Rusya'ya ekonomik yaptırım

Batı'da coşkulu bir Rusya karşıtlığı havası var. Kimileri yaptırımlar yoluyla Rusya'da "rejim değişikliği" fikrini bile işlemeye başladı. Sadece başıboş sosyal medya dedikodularından bahsetmiyorum. Batılı başkentlerin bile, telaffuz etmeseler dahi, kafalarının bir yerinde Putin'i düşürmek fikri olduğunu görebiliyorum. Bunu ekonomik yaptırım planında görebilirsiniz. Açıklanan yaptırımlar genel olarak tarif edilecek olursa üç temele dayanıyor.

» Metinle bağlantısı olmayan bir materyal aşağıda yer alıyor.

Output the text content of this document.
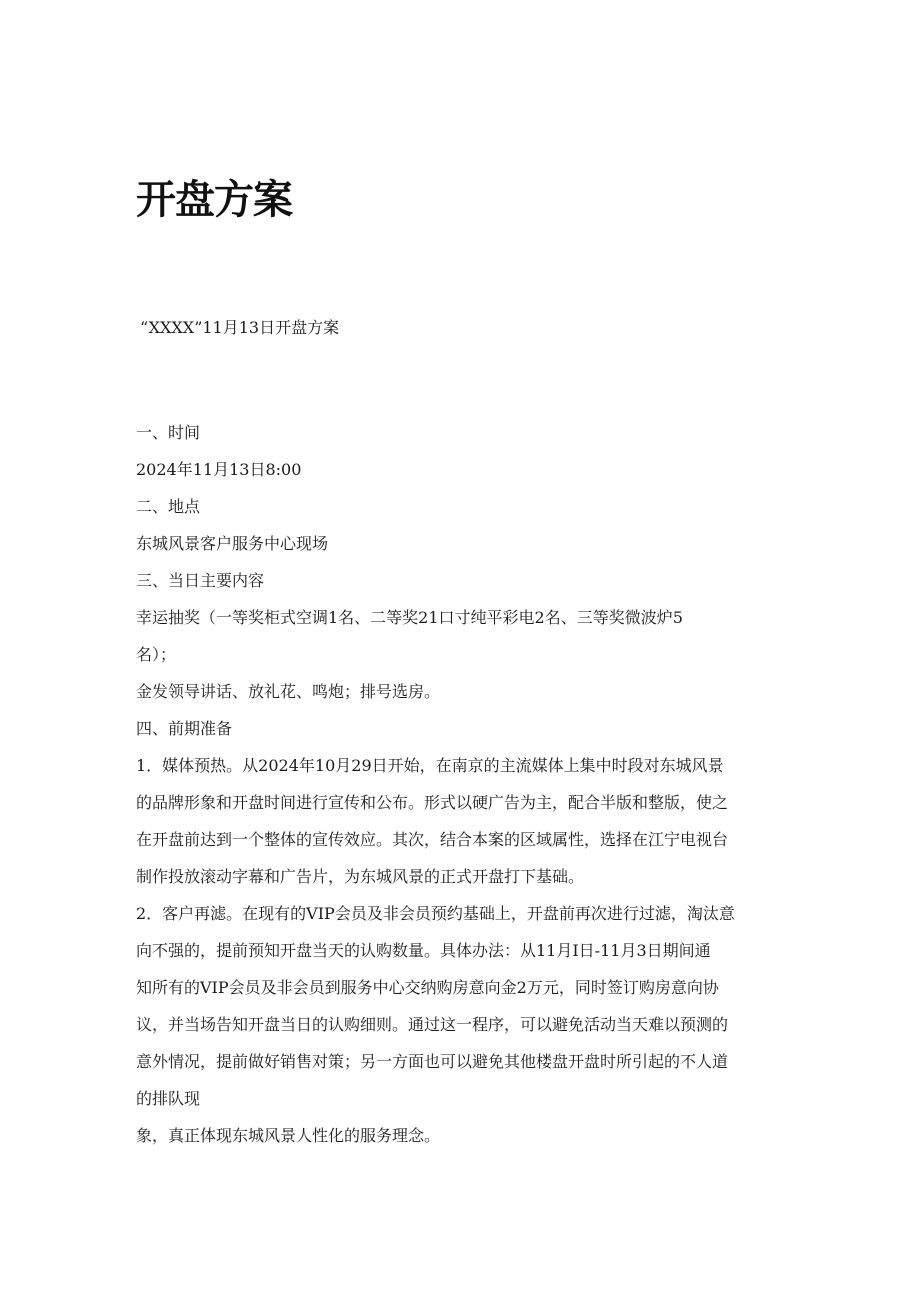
开盘方案

“XXXX”11月13日开盘方案

一、时间
2024年11月13日8:00
二、地点
东城风景客户服务中心现场
三、当日主要内容
幸运抽奖（一等奖柜式空调1名、二等奖21口寸纯平彩电2名、三等奖微波炉5
名）；
金发领导讲话、放礼花、鸣炮；排号选房。
四、前期准备
1．媒体预热。从2024年10月29日开始，在南京的主流媒体上集中时段对东城风景
的品牌形象和开盘时间进行宣传和公布。形式以硬广告为主，配合半版和整版，使之
在开盘前达到一个整体的宣传效应。其次，结合本案的区域属性，选择在江宁电视台
制作投放滚动字幕和广告片，为东城风景的正式开盘打下基础。
2．客户再滤。在现有的VIP会员及非会员预约基础上，开盘前再次进行过滤，淘汰意
向不强的，提前预知开盘当天的认购数量。具体办法：从11月I日-11月3日期间通
知所有的VIP会员及非会员到服务中心交纳购房意向金2万元，同时签订购房意向协
议，并当场告知开盘当日的认购细则。通过这一程序，可以避免活动当天难以预测的
意外情况，提前做好销售对策；另一方面也可以避免其他楼盘开盘时所引起的不人道
的排队现
象，真正体现东城风景人性化的服务理念。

Bir, Avrupa'nın gaz ihtiyacını en az zedeleyecek şekilde düşünülmüş. İki, aşamalı olarak kurgulanmış. Üç, özellikle Rus oligarkları hedeflemiş. Bunları bir bütün halinde değerlendirdiğinizde beklenen hedeflere ulaşılmasının kolay olmadığını söyleyebilirim. Eğer Batılı liderler gerçekten yaptırımlara büyük ümit bağlıyorsa dikkatli olmalarını tavsiye etmek lazım. Öncelikle ekonomik yaptırımlar tarihine bakarsanız küçük devletlerde bile işe yaramadığını görürsünüz. Aksine bu tür yaptırımlar genelde var olan rejimi daha da tahkim eder. Zenginlik belli ellerde toplanır ve toplum acı çekerken yöneticilere bu yaptırımların pek bir zararı olmaz. Aksine yöneticilerin toplum üzerindeki gücü artış gösterir. Belki de bu yüzden Biden, her seferinde Rus oligarklarını hedef alıyor. Oligarkları rahatsız edebilirse onların Putin'i düşürebileceğini hayal ediyor olabilir. Ama bu da doğru bir okuma gibi görünmüyor. Rusya'da devlet, oligarklara bağlı değildir. Oligarklar, devletin uzantısıdır. Bu nedenle oligarkların, çok rahatsız olsalar da Putin'i devirme şansları olduğunu varsaymak aşırı iyimserlik olur. Öte taraftan bu yaptırımların uygulanış yöntemi de yanlış. Caydırıcı olmaktan ziyade cezalandırıcı. Cezalandırmaya kalktığınızda Rusya'yı daha da birbirine kenetlersiniz. Caydırıcı olsun istiyorsanız aşama aşama değil tek bir pakette ve kocaman bir yaptırımla gelmeniz gerekirdi. Caydırıcılığın şaşmaz ilkesidir. Karşı taraf sizin tavizsiz olduğunuzu ve yaşayacağı yıkımın devasa olacağını bilmeli.